Porter told the New Zealand Herald: “We have been aware of the issue for a few weeks. Our understanding and assurances we’ve had are that all the documents around TUEs were in place.”

Fly-half Carter, 34, and wing Rokocoko, 33, scored 20 points between them as their team, Racing 92, beat Toulon 29-21 in the June final in Barcelona.

L’Equipe says players were tested by France’s national anti-doping agency before the final and urine samples from the two revealed traces of corticosteroids, which are designed to reduce inflammation.

The newspaper also names a third Racing player, Pumas wing Juan Imhoff, as having anomalies in his urine test.

Joe Rokocoko

In the spotlight: Joe Rokocoko also had a therapeutic use exemption because of injury, says his agent

But Porter is quoted as saying the players were “relaxed” about the reports and that Carter was receiving medication for a calf injury that ultimately forced him off the field during the European Champions Cup final against Saracens in May.

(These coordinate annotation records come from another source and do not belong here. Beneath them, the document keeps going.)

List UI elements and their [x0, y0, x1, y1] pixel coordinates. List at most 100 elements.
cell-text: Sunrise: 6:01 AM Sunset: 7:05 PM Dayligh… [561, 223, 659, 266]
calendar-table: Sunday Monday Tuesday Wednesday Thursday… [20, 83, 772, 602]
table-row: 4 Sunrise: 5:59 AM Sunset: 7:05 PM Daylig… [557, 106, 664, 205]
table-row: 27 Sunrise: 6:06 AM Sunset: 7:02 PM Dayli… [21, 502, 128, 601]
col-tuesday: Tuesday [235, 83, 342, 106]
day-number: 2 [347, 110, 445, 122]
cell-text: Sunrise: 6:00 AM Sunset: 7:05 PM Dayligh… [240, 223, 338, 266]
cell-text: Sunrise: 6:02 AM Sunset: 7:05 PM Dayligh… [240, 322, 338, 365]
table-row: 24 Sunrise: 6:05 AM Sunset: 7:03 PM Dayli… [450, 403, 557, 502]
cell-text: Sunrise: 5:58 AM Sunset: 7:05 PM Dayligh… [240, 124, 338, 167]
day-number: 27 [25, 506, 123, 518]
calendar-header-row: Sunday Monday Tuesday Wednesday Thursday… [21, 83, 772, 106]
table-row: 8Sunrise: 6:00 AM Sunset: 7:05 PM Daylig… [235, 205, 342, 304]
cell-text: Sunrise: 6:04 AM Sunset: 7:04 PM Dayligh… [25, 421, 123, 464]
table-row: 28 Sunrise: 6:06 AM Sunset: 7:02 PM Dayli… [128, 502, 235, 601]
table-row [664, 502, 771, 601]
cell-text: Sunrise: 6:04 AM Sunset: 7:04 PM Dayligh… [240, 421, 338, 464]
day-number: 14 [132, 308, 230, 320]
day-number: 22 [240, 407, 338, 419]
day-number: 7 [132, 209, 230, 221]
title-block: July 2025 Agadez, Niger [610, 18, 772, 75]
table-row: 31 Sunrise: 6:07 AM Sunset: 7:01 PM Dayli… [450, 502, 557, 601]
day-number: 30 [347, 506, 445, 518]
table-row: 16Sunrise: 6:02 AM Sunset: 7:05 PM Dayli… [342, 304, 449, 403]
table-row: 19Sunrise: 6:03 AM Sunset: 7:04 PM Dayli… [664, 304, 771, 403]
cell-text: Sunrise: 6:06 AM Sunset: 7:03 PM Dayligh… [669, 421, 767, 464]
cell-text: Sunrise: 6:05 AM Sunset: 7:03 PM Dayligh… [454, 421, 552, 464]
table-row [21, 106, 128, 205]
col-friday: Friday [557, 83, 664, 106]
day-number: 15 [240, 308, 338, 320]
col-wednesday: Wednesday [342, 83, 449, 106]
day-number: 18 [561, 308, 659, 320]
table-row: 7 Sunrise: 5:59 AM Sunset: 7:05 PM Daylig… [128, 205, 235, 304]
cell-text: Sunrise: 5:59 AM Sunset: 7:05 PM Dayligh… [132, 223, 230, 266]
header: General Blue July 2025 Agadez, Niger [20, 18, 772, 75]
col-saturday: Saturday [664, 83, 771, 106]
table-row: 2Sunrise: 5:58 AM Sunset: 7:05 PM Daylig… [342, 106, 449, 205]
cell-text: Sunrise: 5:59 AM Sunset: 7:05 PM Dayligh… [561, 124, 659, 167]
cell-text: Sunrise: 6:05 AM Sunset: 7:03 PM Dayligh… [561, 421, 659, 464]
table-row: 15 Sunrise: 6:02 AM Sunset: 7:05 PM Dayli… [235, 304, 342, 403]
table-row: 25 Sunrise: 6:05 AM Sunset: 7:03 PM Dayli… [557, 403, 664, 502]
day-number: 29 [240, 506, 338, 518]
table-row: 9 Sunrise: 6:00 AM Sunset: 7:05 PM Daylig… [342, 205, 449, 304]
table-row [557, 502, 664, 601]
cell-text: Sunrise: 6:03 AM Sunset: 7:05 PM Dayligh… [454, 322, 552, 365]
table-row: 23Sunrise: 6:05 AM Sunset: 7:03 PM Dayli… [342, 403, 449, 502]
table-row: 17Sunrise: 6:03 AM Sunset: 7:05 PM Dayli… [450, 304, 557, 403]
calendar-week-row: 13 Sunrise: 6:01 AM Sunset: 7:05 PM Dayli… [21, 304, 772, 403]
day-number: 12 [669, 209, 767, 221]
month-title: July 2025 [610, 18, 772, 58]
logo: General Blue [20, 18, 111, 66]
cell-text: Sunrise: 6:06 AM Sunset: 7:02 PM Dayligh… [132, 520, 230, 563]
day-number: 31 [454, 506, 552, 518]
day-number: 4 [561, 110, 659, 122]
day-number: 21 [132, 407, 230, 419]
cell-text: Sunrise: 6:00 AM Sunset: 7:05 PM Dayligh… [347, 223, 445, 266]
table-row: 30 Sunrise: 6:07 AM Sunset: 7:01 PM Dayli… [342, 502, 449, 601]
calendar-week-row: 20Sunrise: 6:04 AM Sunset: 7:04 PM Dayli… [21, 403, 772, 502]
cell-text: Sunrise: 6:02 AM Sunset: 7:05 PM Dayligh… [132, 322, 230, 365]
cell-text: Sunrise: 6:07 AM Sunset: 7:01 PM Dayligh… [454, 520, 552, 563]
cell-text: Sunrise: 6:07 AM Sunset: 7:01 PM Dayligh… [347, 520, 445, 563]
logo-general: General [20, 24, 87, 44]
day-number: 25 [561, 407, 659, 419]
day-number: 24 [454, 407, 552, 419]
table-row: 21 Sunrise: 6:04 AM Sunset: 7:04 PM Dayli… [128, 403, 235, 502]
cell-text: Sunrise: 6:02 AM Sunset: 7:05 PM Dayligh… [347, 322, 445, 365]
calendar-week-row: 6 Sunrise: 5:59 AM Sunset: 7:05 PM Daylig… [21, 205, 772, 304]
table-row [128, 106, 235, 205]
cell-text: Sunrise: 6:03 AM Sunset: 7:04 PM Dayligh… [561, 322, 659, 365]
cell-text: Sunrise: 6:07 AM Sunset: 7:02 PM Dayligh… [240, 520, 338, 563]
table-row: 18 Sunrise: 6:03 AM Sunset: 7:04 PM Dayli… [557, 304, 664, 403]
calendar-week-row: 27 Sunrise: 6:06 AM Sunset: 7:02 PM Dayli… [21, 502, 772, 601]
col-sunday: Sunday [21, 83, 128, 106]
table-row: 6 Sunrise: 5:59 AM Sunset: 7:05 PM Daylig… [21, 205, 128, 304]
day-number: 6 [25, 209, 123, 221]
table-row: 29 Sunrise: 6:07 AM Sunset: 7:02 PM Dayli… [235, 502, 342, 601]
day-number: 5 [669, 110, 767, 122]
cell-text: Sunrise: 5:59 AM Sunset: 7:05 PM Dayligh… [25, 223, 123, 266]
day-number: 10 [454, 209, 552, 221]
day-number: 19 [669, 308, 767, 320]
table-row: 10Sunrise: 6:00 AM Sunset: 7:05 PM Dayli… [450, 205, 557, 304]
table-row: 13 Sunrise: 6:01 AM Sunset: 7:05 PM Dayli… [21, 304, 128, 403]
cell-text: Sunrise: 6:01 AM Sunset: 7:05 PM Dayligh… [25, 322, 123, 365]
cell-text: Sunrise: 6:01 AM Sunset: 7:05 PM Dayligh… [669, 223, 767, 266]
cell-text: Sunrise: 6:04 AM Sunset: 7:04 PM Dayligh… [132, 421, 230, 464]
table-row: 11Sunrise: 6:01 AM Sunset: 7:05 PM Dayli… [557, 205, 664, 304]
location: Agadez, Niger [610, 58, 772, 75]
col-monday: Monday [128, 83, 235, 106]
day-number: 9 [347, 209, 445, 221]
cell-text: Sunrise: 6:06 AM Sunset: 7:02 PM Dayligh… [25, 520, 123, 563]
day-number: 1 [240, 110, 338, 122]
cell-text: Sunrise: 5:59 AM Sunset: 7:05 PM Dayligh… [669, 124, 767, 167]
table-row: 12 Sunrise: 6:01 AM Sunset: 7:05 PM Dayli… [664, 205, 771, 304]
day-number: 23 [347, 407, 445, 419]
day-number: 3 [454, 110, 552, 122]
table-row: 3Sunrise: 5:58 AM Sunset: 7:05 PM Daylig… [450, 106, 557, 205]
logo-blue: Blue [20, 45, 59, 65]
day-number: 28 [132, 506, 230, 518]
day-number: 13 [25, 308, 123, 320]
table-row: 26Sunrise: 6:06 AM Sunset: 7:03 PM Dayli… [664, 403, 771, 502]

Rokocoko was recovering from a knee injury.

Carter, who was Man of the Match in the Top 14 final, played 112 Tests for New Zealand and was part of the side that won the World Cup a year ago.

In his autobiography published last year, he explains that he had a cortisone shot to help get him through the 2013 tour to Europe and another injection after last year’s World Cup pool match against France, having tweaked his MCL.

Rokocoko scored 46 tries in 68 Tests between 2003 and 2010.